Semarang, Idola 92.6 FM – Majelis Kehormatan Mahkamah Konstitusi (MKMK) Selasa (07/11) lalu, dalam amar putusannya memutuskan bahwa hakim konstitusi Anwar Usman terbukti melanggar etik berat terkait konflik kepentingan dalam putusan MK soal syarat minimal usia capres-cawapres.

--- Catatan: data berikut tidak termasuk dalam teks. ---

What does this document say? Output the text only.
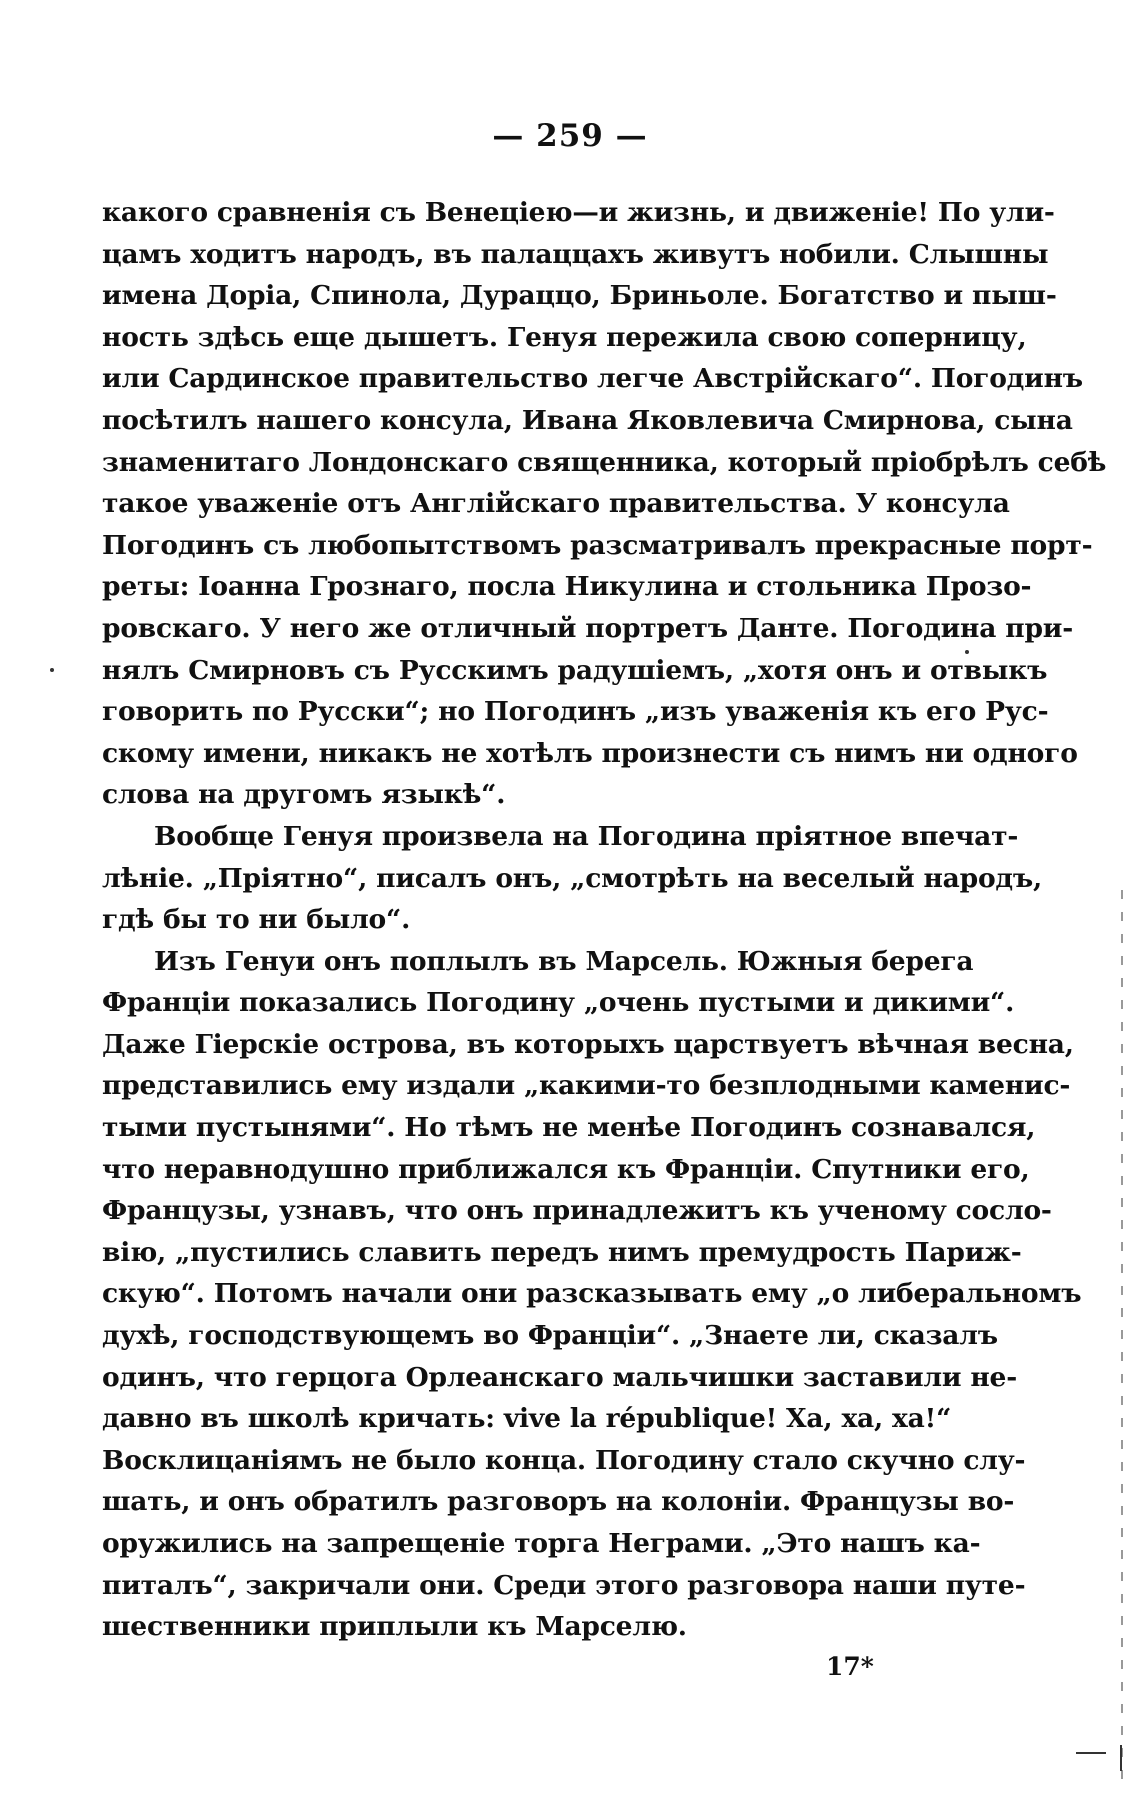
— 259 —
какого сравненія съ Венеціею—и жизнь, и движеніе! По ули-
цамъ ходитъ народъ, въ палаццахъ живутъ нобили. Слышны
имена Доріа, Спинола, Дураццо, Бриньоле. Богатство и пыш-
ность здѣсь еще дышетъ. Генуя пережила свою соперницу,
или Сардинское правительство легче Австрійскаго“. Погодинъ
посѣтилъ нашего консула, Ивана Яковлевича Смирнова, сына
знаменитаго Лондонскаго священника, который пріобрѣлъ себѣ
такое уваженіе отъ Англійскаго правительства. У консула
Погодинъ съ любопытствомъ разсматривалъ прекрасные порт-
реты: Іоанна Грознаго, посла Никулина и стольника Прозо-
ровскаго. У него же отличный портретъ Данте. Погодина при-
нялъ Смирновъ съ Русскимъ радушіемъ, „хотя онъ и отвыкъ
говорить по Русски“; но Погодинъ „изъ уваженія къ его Рус-
скому имени, никакъ не хотѣлъ произнести съ нимъ ни одного
слова на другомъ языкѣ“.
Вообще Генуя произвела на Погодина пріятное впечат-
лѣніе. „Пріятно“, писалъ онъ, „смотрѣть на веселый народъ,
гдѣ бы то ни было“.
Изъ Генуи онъ поплылъ въ Марсель. Южныя берега
Франціи показались Погодину „очень пустыми и дикими“.
Даже Гіерскіе острова, въ которыхъ царствуетъ вѣчная весна,
представились ему издали „какими-то безплодными каменис-
тыми пустынями“. Но тѣмъ не менѣе Погодинъ сознавался,
что неравнодушно приближался къ Франціи. Спутники его,
Французы, узнавъ, что онъ принадлежитъ къ ученому сосло-
вію, „пустились славить передъ нимъ премудрость Париж-
скую“. Потомъ начали они разсказывать ему „о либеральномъ
духѣ, господствующемъ во Франціи“. „Знаете ли, сказалъ
одинъ, что герцога Орлеанскаго мальчишки заставили не-
давно въ школѣ кричать: vive la république! Ха, ха, ха!“
Восклицаніямъ не было конца. Погодину стало скучно слу-
шать, и онъ обратилъ разговоръ на колоніи. Французы во-
оружились на запрещеніе торга Неграми. „Это нашъ ка-
питалъ“, закричали они. Среди этого разговора наши путе-
шественники приплыли къ Марселю.
17*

Ketua MKMK, Jimly Ashhiddiqie, dalam amar putusan menjatuhkan sanksi pemberhentian Anwar Usman dari jabatan Ketua MK. Selain itu, Anwar Usman juga tak bisa ikut memeriksa perkara terkait gugatan batas usia capres-cawapres yang diajukan oleh mahasiswa Fakultas Hukum Universitas Nahdlatul Ulama Indonesia (UNUSIA).
MKMK juga menjatuhkan sanksi teguran secara kolektif kepada 9 hakim karena dinilai tak dapat menjaga informasi dalam forum Rapat Permusyawaratan Hakim (RPH) yang seharusnya menjadi rahasia.
MKMK memandang, Anwar sebagai hakim terlapor terbukti melakukan pelanggaran berat kode etik dan perilaku hakim konstitusi. Jimly menyebut keputusan ini diambil setelah MKMK melakukan pemeriksaan terhadap Anwar dan mengumpulkan fakta serta pembelaan dari Anwar. Di antara sembilan hakim MK, Anwar diperiksa MKMK dua kali dalam dugaan pelanggaran etik ini.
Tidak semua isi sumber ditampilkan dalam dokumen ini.